[Date Prev][Date Next][Thread Prev][Thread Next][Date Index][Thread Index]

Re: An Intel SIMD drop in kernel


>As Clint knows, I've been working on an SIMD SGEMM for PIIIs. I've
>been attempting to write an drop in kernel for ATLAS, but I've found
>that the restriction of N=M=K<64 to be pretty incompatible with the
>fundamental algorithm I've been employing (maximal length dot

As we've discussed, that limit is a heuristic, not hard and fast . . .

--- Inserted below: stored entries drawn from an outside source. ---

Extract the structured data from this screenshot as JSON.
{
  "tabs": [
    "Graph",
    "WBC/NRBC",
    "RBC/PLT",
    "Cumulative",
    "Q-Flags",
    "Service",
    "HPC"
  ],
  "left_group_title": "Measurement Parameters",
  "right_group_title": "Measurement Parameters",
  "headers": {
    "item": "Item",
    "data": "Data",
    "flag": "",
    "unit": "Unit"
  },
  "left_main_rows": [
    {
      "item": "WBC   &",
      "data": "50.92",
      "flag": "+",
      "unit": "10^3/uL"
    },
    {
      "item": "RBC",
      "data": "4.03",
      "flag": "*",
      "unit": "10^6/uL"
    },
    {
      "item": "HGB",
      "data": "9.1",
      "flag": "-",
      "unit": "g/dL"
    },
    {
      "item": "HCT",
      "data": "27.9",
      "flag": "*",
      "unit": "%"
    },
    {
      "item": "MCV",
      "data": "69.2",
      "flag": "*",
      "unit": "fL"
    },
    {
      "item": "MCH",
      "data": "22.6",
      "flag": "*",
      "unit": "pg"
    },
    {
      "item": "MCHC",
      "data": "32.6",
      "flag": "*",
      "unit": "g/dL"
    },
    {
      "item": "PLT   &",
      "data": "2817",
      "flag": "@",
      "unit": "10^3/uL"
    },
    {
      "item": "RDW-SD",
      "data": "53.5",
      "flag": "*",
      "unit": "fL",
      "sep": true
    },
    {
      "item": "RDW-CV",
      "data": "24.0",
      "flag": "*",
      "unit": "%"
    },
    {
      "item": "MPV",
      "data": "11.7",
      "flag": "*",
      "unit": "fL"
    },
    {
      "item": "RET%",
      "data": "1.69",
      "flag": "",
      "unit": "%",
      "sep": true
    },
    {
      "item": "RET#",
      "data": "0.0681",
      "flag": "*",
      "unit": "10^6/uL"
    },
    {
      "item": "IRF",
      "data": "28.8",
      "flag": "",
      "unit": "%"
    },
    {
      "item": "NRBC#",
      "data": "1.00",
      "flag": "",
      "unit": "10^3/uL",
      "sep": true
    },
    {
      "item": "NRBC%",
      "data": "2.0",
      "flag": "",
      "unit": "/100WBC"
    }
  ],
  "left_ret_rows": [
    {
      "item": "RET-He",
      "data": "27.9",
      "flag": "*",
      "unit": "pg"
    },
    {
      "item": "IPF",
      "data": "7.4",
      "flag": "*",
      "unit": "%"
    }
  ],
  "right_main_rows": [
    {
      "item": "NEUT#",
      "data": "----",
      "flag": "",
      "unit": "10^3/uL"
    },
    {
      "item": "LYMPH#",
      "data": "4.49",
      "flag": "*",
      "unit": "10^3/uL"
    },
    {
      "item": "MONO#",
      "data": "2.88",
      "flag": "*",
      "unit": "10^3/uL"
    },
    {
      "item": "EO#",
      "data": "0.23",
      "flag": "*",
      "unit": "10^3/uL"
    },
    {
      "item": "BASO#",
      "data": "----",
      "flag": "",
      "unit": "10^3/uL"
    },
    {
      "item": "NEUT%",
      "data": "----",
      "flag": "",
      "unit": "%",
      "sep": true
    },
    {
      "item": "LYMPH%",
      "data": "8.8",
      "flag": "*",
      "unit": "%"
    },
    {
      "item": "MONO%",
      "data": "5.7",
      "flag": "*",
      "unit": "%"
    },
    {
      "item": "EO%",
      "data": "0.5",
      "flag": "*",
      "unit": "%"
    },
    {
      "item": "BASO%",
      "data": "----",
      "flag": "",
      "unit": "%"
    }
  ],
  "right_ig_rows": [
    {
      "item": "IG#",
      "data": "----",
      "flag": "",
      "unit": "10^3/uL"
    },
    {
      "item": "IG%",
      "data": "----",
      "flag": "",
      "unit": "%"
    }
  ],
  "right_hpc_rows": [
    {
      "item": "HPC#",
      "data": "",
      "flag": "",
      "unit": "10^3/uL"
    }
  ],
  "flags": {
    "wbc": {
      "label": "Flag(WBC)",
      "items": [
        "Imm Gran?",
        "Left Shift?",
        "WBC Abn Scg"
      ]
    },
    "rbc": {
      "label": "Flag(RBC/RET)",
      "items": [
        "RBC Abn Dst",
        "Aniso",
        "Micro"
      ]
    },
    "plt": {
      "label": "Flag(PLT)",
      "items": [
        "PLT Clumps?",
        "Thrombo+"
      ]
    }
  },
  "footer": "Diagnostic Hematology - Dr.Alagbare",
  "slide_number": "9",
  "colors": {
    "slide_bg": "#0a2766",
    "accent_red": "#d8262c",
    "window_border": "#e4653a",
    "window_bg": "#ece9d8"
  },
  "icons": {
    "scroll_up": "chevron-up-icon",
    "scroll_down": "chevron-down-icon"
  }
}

>For our current research I've been tinkering with my old
>implementation of Emmerald (http://csl.anu.edu.au/~daa/research.html)
>in an attempt to boost performance. The result is a new version of
>Emmerald roughly 1.1 times faster than the old, with peak Mflops
>1.86 times the clock rate. It uses Atlas for some of it's smaller
>clean up cases.
>Getting to the point, I'd like to offer it as a drop in SGEMM for
>ATLAS. I am reasonably confident that it is not possible to
>write a user kernel which achieves similar performance (having tried
>and failed!).
>I'd like to know the best way to package up Emmerald to make it easy
>for Clint to integrate as he sees fit.

As always, I am running behind here.  I've been trying to get a new
developer release ready, with the contributions I have so far (goto's
GEMM and Camm's SSI GEMV/GER), but keep getting sidetracked.  Part
of the update to a new developer release would be updating the paper
to discuss drop-in gemms.  Since I'm moving so slowly, you might find
it helpful to scope the quick and dirty job I did to incorperate
GOTO's drop-in GEMM, available at:

The relevent code is in ATLAS/src/blas/gemm/GOTO, and the API you need to
provide ATLAS is shown in ATL_usergemm.c.  Essentially, you provide the
API, a Makefile, and the code, and it should be set . . .

I'll send mail when I have the real stuff ready.